The exiled mayor of Russian-controlled Melitopol in the Zaporizhzhia region accused Russia of forcibly enlisting Ukrainian men in occupied areas into its armed forces.

"Today the situation is critical: our residents are scared, our residents are panicking, they don’t know what will happen tomorrow and when they will actually take our people away for enlisting," Mayor Ivan Fedorov said.

He denounced the referendum as "a fake and a farce".

"The voting takes place in front of assault rifles, men with weapons... People are grabbed right on the street and are forced to vote not only for themselves but for their whole families," he said via videolink from an undisclosed location.

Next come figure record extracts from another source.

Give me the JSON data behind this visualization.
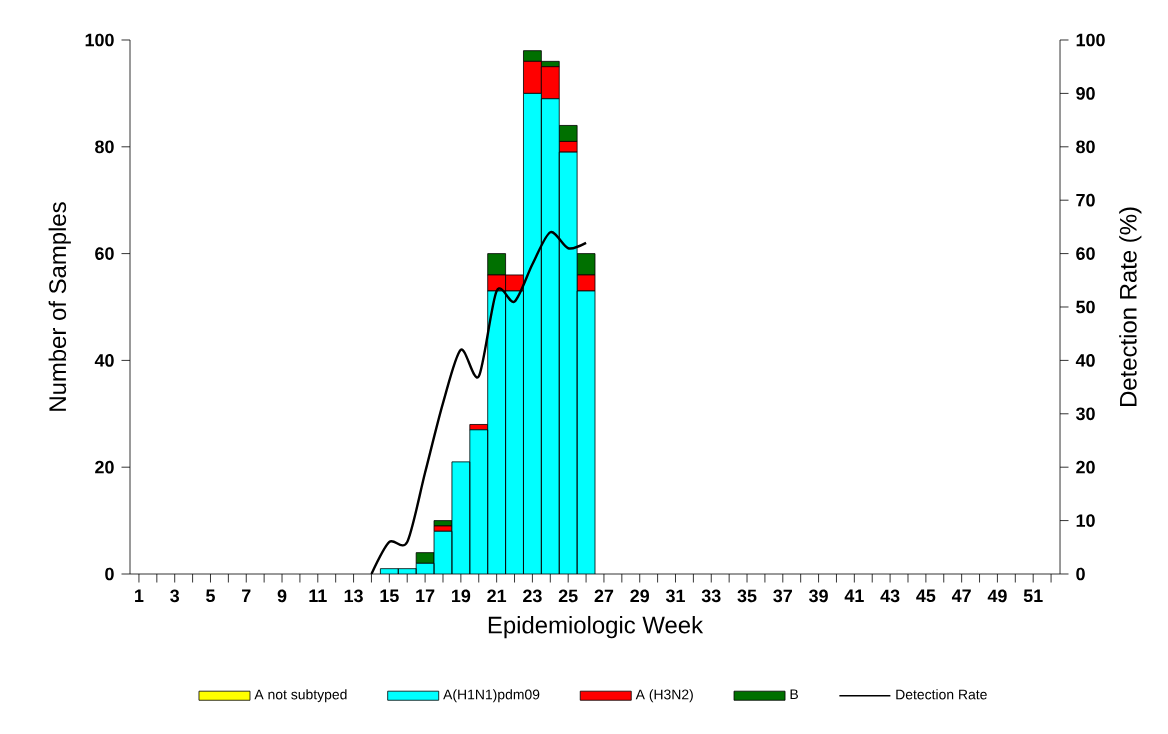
{
  "chart_data": {
    "type": "bar",
    "stacked": true,
    "xlabel": "Epidemiologic Week",
    "ylabel": "Number of Samples",
    "y2label": "Detection Rate (%)",
    "categories": [
      "1",
      null,
      "3",
      null,
      "5",
      null,
      "7",
      null,
      "9",
      null,
      "11",
      null,
      "13",
      null,
      "15",
      null,
      "17",
      null,
      "19",
      null,
      "21",
      null,
      "23",
      null,
      "25",
      null,
      "27",
      null,
      "29",
      null,
      "31",
      null,
      "33",
      null,
      "35",
      null,
      "37",
      null,
      "39",
      null,
      "41",
      null,
      "43",
      null,
      "45",
      null,
      "47",
      null,
      "49",
      null,
      "51",
      null
    ],
    "series": [
      {
        "name": "A not subtyped",
        "color": "#ffff00",
        "values": [
          null,
          null,
          null,
          null,
          null,
          null,
          null,
          null,
          null,
          null,
          null,
          null,
          null,
          null,
          0,
          0,
          0,
          0,
          0,
          0,
          0,
          0,
          0,
          0,
          0,
          0,
          null,
          null,
          null,
          null,
          null,
          null,
          null,
          null,
          null,
          null,
          null,
          null,
          null,
          null,
          null,
          null,
          null,
          null,
          null,
          null,
          null,
          null,
          null,
          null,
          null,
          null
        ]
      },
      {
        "name": "A(H1N1)pdm09",
        "color": "#00ffff",
        "values": [
          null,
          null,
          null,
          null,
          null,
          null,
          null,
          null,
          null,
          null,
          null,
          null,
          null,
          null,
          1,
          1,
          2,
          8,
          21,
          27,
          53,
          53,
          90,
          89,
          79,
          53,
          null,
          null,
          null,
          null,
          null,
          null,
          null,
          null,
          null,
          null,
          null,
          null,
          null,
          null,
          null,
          null,
          null,
          null,
          null,
          null,
          null,
          null,
          null,
          null,
          null,
          null
        ]
      },
      {
        "name": "A (H3N2)",
        "color": "#ff0000",
        "values": [
          null,
          null,
          null,
          null,
          null,
          null,
          null,
          null,
          null,
          null,
          null,
          null,
          null,
          null,
          0,
          0,
          0,
          1,
          0,
          1,
          3,
          3,
          6,
          6,
          2,
          3,
          null,
          null,
          null,
          null,
          null,
          null,
          null,
          null,
          null,
          null,
          null,
          null,
          null,
          null,
          null,
          null,
          null,
          null,
          null,
          null,
          null,
          null,
          null,
          null,
          null,
          null
        ]
      },
      {
        "name": "B",
        "color": "#007000",
        "values": [
          null,
          null,
          null,
          null,
          null,
          null,
          null,
          null,
          null,
          null,
          null,
          null,
          null,
          null,
          0,
          0,
          2,
          1,
          0,
          0,
          4,
          0,
          2,
          1,
          3,
          4,
          null,
          null,
          null,
          null,
          null,
          null,
          null,
          null,
          null,
          null,
          null,
          null,
          null,
          null,
          null,
          null,
          null,
          null,
          null,
          null,
          null,
          null,
          null,
          null,
          null,
          null
        ]
      },
      {
        "name": "Detection Rate",
        "type": "line",
        "axis": "y2",
        "color": "#000000",
        "values": [
          null,
          null,
          null,
          null,
          null,
          null,
          null,
          null,
          null,
          null,
          null,
          null,
          null,
          0,
          6,
          6,
          19,
          32,
          42,
          37,
          53,
          51,
          58,
          64,
          61,
          62,
          null,
          null,
          null,
          null,
          null,
          null,
          null,
          null,
          null,
          null,
          null,
          null,
          null,
          null,
          null,
          null,
          null,
          null,
          null,
          null,
          null,
          null,
          null,
          null,
          null,
          null
        ]
      }
    ],
    "ylim": [
      0,
      100
    ],
    "yticks": [
      0,
      20,
      40,
      60,
      80,
      100
    ],
    "y2lim": [
      0,
      100
    ],
    "y2ticks": [
      0,
      10,
      20,
      30,
      40,
      50,
      60,
      70,
      80,
      90,
      100
    ],
    "legend": "bottom"
  }
}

The Ukrainian governor of Luhansk said Russian-backed officials were carrying ballot boxes from door to door, accompanied by security officials. Residents' names were taken down if they failed to vote as demanded, Serhiy Gaidai said.

Even traditional Russian allies such as Serbia and Kazakhstan have said they will not recognise the annexation votes. Moscow says voting is voluntary and turnout is high. When it held a referendum in Crimea after seizing that peninsula in 2014, it declared 97% of people had voted for annexation.

President Volodymyr Zelenskiy met his security chiefs on Monday to plan ways to counteract Russia's use of "new types of weapons" after Moscow stepped up attacks in the Odesa region using Iranian combat drones.

Russia carried out at least five attacks on targets in the region using Shahed-136 drones in the last few days, Serhiy Bratchuk, spokesperson for Odesa's regional administration, told a news briefing. One of the attacks hit an undisclosed military target in the southern region in the early hours of Monday, he said.